This is why Hong Kong matters

Protests spread to Hong Kong's luxury district
Protests spread to Hong Kong's luxury district

It's an extraordinary scene: Tens of thousands of people pouring into the streets of a Chinese city, demanding the right to elect a leader of their choosing.

Yet that's what happened this week in Hong Kong -- a former British colony that rose to prominence as a trade hub and gateway to China.

Since it was returned to Beijing in 1997, the territory has been ruled under the principle of "one country, two systems," transforming itself along the way into a global financial hub.

Many Hong Kongers hope Beijing will drop a proposal to screen all candidates for the city's top office. Protesters and Hong Kong officials are due to meet for talks soon.

But what's so special about this city that is often ranked as one of the best places to do business? And why does the standoff matter to the world economy?

Massive market

The city's stock exchange is the second biggest in Asia after Tokyo. The companies listed on its main board are worth a whopping $3.1 trillion.

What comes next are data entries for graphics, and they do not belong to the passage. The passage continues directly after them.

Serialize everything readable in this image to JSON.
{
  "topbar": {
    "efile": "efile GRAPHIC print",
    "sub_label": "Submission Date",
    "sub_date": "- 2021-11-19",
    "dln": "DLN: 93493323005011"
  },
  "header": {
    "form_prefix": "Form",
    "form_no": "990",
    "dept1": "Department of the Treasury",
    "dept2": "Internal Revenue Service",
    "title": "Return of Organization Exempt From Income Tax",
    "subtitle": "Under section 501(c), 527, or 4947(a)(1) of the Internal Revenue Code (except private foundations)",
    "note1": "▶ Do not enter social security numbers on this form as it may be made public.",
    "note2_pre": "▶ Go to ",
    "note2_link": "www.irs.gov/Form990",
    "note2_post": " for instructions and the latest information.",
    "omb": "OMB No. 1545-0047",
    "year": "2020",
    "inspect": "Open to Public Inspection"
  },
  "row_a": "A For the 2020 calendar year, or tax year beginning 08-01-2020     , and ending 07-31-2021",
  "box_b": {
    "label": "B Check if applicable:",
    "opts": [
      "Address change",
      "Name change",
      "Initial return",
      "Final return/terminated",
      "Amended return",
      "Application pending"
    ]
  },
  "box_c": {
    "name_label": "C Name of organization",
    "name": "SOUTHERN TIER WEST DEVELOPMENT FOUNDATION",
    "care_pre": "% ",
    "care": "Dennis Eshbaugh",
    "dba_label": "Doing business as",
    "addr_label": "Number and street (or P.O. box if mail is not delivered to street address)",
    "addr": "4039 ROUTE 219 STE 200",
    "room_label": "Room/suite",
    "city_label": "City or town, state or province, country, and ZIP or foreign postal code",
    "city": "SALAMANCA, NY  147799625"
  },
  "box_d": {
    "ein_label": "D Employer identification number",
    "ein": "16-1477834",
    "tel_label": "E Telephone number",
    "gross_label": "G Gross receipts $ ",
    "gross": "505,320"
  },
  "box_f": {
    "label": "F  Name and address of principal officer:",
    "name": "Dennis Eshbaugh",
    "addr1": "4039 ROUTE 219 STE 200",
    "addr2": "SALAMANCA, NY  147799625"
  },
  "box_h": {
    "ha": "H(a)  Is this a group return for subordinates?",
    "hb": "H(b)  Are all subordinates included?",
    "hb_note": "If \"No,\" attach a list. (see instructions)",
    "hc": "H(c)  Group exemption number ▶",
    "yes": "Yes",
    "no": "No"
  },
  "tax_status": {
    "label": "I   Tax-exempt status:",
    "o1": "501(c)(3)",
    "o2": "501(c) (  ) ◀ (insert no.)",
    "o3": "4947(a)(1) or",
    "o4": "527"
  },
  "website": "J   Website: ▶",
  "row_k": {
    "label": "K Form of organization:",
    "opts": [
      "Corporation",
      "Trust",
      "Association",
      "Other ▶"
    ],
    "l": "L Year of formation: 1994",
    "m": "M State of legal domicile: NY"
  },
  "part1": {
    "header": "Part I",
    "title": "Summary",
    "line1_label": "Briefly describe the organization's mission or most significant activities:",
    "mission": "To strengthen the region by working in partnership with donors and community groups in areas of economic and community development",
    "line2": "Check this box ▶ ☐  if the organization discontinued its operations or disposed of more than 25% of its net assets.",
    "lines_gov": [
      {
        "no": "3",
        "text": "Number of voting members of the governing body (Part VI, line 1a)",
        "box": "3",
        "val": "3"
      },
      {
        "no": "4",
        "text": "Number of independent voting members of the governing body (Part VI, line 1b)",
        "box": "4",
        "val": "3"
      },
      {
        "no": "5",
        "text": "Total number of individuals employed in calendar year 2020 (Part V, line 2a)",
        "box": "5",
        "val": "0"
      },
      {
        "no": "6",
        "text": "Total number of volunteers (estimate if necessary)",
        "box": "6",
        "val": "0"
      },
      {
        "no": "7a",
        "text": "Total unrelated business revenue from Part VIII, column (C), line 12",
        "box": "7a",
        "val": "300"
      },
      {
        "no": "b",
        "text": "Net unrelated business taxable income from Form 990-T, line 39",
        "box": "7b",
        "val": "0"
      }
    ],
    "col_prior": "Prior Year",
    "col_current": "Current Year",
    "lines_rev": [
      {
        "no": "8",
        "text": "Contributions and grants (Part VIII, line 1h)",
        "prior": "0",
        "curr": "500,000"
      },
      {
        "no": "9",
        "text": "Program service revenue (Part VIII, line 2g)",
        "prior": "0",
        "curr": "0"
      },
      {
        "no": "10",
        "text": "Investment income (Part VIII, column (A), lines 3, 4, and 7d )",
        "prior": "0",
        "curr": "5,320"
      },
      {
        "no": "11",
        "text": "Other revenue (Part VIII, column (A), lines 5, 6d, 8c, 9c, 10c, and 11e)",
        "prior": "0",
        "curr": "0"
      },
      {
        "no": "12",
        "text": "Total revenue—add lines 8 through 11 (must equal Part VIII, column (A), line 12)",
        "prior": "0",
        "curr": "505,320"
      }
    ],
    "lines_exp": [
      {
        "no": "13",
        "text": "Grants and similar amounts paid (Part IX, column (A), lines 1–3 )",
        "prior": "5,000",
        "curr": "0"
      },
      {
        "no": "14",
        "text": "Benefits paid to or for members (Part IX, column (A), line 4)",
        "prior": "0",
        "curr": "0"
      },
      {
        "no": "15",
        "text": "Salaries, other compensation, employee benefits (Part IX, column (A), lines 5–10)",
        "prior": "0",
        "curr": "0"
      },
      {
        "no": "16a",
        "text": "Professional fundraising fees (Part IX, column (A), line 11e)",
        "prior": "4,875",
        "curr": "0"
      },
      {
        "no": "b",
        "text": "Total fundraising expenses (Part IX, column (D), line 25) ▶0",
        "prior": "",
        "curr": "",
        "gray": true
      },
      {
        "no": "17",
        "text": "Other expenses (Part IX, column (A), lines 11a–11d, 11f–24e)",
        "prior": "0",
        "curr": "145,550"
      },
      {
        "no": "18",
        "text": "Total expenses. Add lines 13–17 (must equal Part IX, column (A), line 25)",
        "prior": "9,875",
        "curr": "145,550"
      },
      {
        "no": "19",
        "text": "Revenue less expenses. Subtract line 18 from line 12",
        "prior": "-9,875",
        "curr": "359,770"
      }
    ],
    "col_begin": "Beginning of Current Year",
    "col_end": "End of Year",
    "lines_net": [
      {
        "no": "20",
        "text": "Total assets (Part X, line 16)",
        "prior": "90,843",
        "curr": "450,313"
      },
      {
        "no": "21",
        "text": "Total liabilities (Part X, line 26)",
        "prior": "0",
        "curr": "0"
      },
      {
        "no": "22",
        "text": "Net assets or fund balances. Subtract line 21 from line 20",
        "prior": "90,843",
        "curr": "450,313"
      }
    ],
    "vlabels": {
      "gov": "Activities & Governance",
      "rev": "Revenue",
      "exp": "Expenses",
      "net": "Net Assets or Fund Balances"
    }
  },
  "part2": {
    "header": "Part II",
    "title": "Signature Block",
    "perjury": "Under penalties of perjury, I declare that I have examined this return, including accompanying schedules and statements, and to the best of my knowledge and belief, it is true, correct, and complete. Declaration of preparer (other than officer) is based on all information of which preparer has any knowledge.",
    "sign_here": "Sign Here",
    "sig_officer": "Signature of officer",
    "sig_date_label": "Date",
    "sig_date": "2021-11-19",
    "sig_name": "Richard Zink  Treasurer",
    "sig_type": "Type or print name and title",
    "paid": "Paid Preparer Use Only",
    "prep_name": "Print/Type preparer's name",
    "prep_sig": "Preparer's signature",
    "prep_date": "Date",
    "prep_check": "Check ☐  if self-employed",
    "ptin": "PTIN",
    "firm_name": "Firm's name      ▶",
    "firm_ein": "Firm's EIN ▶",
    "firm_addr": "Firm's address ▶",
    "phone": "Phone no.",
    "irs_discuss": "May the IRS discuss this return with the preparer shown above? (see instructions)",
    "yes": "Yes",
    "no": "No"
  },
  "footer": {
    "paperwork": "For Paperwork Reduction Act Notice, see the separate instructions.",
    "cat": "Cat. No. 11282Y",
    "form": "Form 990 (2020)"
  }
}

While that's a lot of money, even more important is the role the market plays in allowing companies from mainland China to raise cash, matching them up with foreign investors who want to profit from the world's second biggest economy.

chart hong kong companies

Last year, those companies raised $45.3 billion in Hong Kong, including 45 separate IPOs. And despite the trail blazed by Alibaba (BABA) to New York last month, Hong Kong remains the only place where that exchange happens regularly on a large scale.

A trading titan

Hong Kong has only 7 million residents, but is ranked 10th in the world in terms of exports. That's 2.7% of the world's total export trade -- not shabby for a territory that covers an area slightly larger than New York's five boroughs.

The city's massive container port is always humming, and countries with half the world's population are within five hours' flying time.

Investment gateway

chart hong kong shares

As the chart above shows, Hong Kong's star has dimmed over the past two decades when compared to the rapid growth that turned China into a global power.

Hong Kong's real significance these days is in the services and stability it offers multinational companies and China itself.

China is the world's second largest recipient of foreign direct investment, and nearly two-thirds of that flows through Hong Kong.

Related: Hong Kong teacher travels 3,000 miles to fight for democracy

One major selling point is Hong Kong's ironclad rule of law and its independent judiciary. Businesses place an enormous amount of faith in the city's ability to resolve disputes fairly. They have no such faith in China's courts.

Hong Kong also plays a valuable role in China's efforts to promote the yuan as a trusted -- and traded -- currency. The city has a thriving market, for example, for bonds denominated in yuan.

Mistrust of Beijing

hk public opinion

Despite the close ties between the kissing cousins, more than 56% of Hong Kong residents have lost confidence in the "one country, two systems" arrangement that provides the basis for Beijing rule. As recently as 2007, nearly 80% of residents said they were confident in the deal struck between China and the U.K.

The issue drawing most attention at present is the procedure for selecting Hong Kong's chief executive. But there are other signs of fissure: Many Hong Kong residents are upset over rising property prices fueled by mainland buyers, and their consumption of social services.

If relations were to become even more strained, Hong Kong and China will pay a high price.